Il pentito, rispondendo alle domande del procuratore aggiunto di Reggio Calabria Giuseppe Lombardo, ha parlato delle confidenze ricevute in carcere da Lupo: "Mi diceva che lui (Leoluca Bagarella, ndr) aveva in testa due collaboratori: Giuseppe Marchese e Giovanni Drago. Il boss corleonese, cognato di Totò Riina, voleva vendicarsi in quanto Drago e Marchese “sapevano parecchie cose visto che erano imparentati”. Ma Bagarella, secondo quanto riferito da Di Filippo avrebbe avuto dai servizi anche “confidenze riservate”. Il pentito si è soffermato sulla figura di Lupo dicendo che “era una persona di cui ci si poteva fidare” e che “si muoveva per conto dei Graviano”.

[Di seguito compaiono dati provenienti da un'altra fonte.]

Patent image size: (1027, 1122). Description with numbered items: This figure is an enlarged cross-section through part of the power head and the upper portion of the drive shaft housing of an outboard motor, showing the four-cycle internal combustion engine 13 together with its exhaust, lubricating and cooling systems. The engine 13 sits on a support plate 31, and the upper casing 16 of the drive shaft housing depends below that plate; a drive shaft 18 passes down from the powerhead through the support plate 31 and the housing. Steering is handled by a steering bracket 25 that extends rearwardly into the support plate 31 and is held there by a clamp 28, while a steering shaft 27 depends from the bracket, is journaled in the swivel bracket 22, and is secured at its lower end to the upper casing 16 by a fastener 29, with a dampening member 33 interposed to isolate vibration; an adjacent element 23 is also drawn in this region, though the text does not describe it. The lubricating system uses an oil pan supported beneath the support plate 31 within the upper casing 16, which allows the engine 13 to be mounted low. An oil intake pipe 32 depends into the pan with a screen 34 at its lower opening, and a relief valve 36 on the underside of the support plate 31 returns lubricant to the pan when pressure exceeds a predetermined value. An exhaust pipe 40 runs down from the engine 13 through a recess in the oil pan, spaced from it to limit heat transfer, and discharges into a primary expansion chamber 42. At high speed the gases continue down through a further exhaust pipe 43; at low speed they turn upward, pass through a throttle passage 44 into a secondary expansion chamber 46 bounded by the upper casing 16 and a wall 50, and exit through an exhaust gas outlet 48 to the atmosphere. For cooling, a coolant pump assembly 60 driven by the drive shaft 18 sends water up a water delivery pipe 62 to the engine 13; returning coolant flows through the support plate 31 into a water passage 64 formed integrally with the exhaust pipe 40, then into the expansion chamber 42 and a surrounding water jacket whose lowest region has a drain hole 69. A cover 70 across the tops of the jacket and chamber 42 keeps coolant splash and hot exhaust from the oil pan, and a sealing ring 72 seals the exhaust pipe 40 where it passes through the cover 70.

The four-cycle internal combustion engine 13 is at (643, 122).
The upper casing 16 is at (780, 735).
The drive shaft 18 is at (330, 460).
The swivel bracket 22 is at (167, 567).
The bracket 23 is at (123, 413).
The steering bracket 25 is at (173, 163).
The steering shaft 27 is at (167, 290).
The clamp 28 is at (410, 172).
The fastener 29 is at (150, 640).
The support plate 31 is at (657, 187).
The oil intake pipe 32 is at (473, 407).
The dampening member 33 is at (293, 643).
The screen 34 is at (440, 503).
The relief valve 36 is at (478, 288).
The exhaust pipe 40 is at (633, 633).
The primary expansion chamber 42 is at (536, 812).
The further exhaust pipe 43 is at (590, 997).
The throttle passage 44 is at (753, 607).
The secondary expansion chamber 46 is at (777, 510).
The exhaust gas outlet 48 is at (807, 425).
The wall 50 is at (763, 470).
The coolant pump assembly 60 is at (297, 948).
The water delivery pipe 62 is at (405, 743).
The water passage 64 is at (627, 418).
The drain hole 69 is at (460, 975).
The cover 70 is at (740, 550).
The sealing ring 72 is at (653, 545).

Altro argomento affrontato durante l'esame anche quello dell'arresto dei fratelli Graviano a Milano, nel gennaio 1994. Secondo il collaboratore di giustizia la loro presenza nella città lombarda non sarebbe stata casuale ma sarebbe stata direttamente legata alla ricerca dei due pentiti: “Mi diceva questo Antonino Giuliano che mancava poco per arrivare a dove si trovava Giovanni Drago, non mi disse nulla di specifico se non che erano vicini all’abitazione. E sempre Giuliano mi ha detto che loro sono stati arrestati per colpa di persone che sono partite da Palermo che erano inseguite dalla polizia e per questo sono arrivati ai Graviano”.
Alla domanda del pm se fosse a conoscenza di “rapporti” tra Cosa nostra e la ‘Ndrangheta, Di Filippo ha ricordato un viaggio in Calabria: “Mio cognato (Nino Marchese, ndr) ci mandò a me, mia sorella Agata, e suo fratello Gregorio in Calabria. Non ricordo il luogo preciso, ma dovevamo andare a trovare la famiglia di una persona. Siamo andati in questa famiglia dove ci hanno ospitato per qualche ora. Mi ricordo che ci diedero come regalo una volpe imbalsamata”. Tuttavia quell'incontro non sarebbe legato a questioni criminali.
Il processo, che si celebra davanti la Corte d’Assise di Reggio Calabria presieduta dal giudice Ornella Pastore, è stato rinviato al prossimo lunedì 5 novembre alle ore 9.30.